Vu, lu, entendu... Citoyenneté / Libertés

« Le lobby breton », un livre - enquête de Clarisse Lucas.


17/06/2011



« Le lobby breton », un livre -  enquête de Clarisse Lucas.
Journaliste à l'Agence France Presse et collaboratrice d'Histoires Ordinaires, Clarisse Lucas publie le fruit d'un long travail d'enquête sur le lobby breton. L'ouvrage dévoile un vaste ensemble composé de capitaines d'industrie (Le Duff, Pinault, Bolloré, Yves Rocher...), d'hommes et de femmes d'influence, mais aussi de personnages aussi peu connus qu'étonnants.
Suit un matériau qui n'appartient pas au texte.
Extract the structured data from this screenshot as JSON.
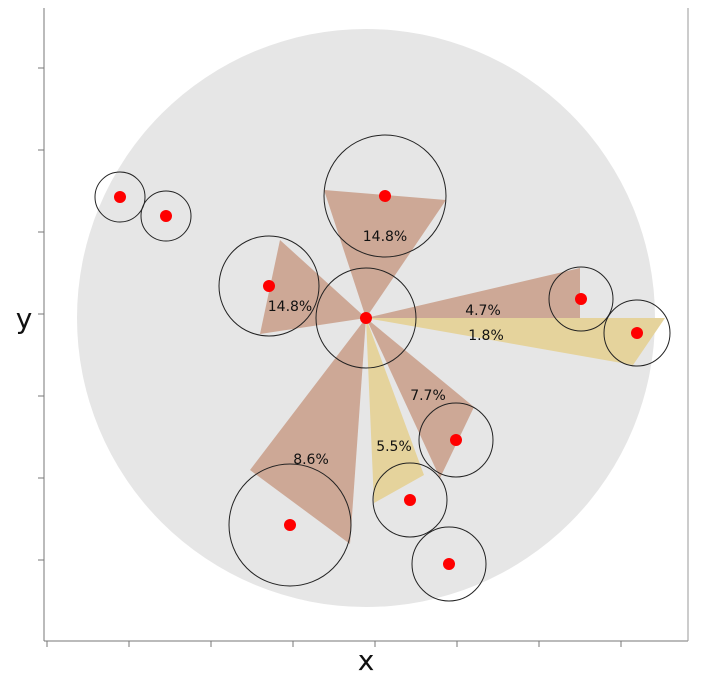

La "Breizh connection" étend ses ramifications au coeur des administrations, y compris à Bruxelles. Un autre pan du lobby prend ses racines dans le monde de la culture et des arts. Un coup de projecteur est donné sur l'Institut de Locarn, lieu de rencontre assez consensuel pour discuter et s'écouter, un peu à la manière du Celib d'autrefois. « Mais pour aller où ?"» s'interroge Clarisse Lucas. La journaliste estime que les Bretons pourraient faire mieux...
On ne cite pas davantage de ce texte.